Wednesday, October 22, 2008

The buzz from the hive


When I was growing up the word Red meant communist. Now it means a state that votes Republican. Who thought that up? Utah is overwhelmingly Republican because the good people of the State of Utah, god bless 'em, really like to be told what to think and how to vote. They are deep red, scarlet. I read a statistic once--and again, who thinks this stuff up?--that about one-quarter to one-third of people like to be told what to do, what to think. It makes life so much easier, doesn't it?

Faithful red Latter-day Saints usually vote as a bloc, and are very conservative. It wasn't always so. During the 1930s Utah, like most states, was overwhelmingly in favor of Roosevelt's policies. Church leaders who hated Roosevelt were usually ignored or criticized. But nowadays if a church leader expresses an opinion he automatically has credibility.

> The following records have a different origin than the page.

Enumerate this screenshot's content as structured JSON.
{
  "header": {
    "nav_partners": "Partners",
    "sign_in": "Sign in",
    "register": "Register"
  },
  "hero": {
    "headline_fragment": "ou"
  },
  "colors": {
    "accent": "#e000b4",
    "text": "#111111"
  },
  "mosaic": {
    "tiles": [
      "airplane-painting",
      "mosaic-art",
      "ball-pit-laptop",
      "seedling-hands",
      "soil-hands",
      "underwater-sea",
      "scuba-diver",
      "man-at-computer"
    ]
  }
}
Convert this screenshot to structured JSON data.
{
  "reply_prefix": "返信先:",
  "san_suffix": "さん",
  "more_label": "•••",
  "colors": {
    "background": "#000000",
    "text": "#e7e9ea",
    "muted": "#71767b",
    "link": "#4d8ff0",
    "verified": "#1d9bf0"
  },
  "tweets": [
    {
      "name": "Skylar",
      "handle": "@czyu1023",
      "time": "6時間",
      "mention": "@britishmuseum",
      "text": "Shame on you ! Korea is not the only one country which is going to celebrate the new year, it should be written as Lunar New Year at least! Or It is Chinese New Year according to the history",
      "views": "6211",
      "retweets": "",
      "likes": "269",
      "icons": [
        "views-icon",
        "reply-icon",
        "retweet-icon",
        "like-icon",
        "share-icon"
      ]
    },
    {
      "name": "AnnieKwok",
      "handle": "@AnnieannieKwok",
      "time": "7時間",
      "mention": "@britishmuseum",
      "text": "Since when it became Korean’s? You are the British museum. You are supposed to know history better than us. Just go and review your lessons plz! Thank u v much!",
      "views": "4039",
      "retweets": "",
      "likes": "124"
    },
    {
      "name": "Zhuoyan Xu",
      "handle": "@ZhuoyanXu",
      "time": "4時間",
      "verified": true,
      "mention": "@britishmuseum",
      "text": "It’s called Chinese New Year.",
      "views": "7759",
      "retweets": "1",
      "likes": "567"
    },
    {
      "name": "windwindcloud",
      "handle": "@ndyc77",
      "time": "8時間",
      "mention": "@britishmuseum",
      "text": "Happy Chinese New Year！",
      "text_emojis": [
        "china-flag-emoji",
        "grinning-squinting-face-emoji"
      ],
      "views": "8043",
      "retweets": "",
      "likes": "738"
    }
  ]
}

It's Mormon-think: When church leaders have spoken, all thinking is done.

In the 1960s Utah people elected Cal Rampton, a Democrat, as governor, and he was one of the most popular governors ever. He was followed by an equally popular Democrat, Scott Matheson. They were truly bipartisan and had to be, because the legislature was overwhelmingly then, as now, Republican. All of those days of bipartisanship are gone. Republicans hold every major office in the state except for one congressman, Scott Matheson's son, who could well be a Republican based on his voting record. Only local offices, some mayors and city and county council people, are Democrats, and they are from areas that usually vote for any Dem.

And why is this? Well, it goes back to that Mormon-think, back to the mentality that church leaders know what's right for their flock.

“In February 1974 Apostle Ezra Taft Benson was asked during an interview if a good Mormon could also be a liberal Democrat. Benson pessimistically replied: ‘I think it would be very hard if he was living the gospel and understood it.’”

- John Heinerman and Anson Shule, The Mormon Corporate Empire

“There is a joke in Salt Lake City expressing a feeling that Mormon Democrats say they know well. It goes:
I thought I saw Brother Williams in the Temple last week.
Why that’s impossible. He’s a Democrat, you know.”

- ibid.

Ezra Taft Benson, who served as LDS Church president for a time before his death, was Secretary of Agriculture during the Eisenhower administration, and had a narrow view of Democrats, or at least the liberal types, as expressed in his statement from '74. I remember when that came out, and what a bombshell it was. I'm sure a lot of faithful LDS who considered themselves Democrats had second thoughts, maybe even changed party affiliation.

What Benson didn't foresee is that when there is one-party rule, as there is in Utah, it just proves the adage about absolute power corrupting absolutely. Some of our legislators seem almost drunk with power to get their own agendas passed into law, helping a narrow group of people, or even just their families. It reminds me of the stories of Sarah Palin's abuses as a mayor and governor, bending laws to get her own way and settle her own scores. That happens a lot in Utah because when everyone is on the same wavelength, when everyone is part of that big beehive, they tend to go along for the good of the hive. Sometimes I realize how apt the state nickname as The Beehive State is; it was intended to mean we're industrious, but it also means that everyone is thinking exactly alike.

There are a few of us, though, who don't follow that buzz, and we'll find out after the upcoming election how many in Utah are there to protect the hive, and how many are attackers from outside.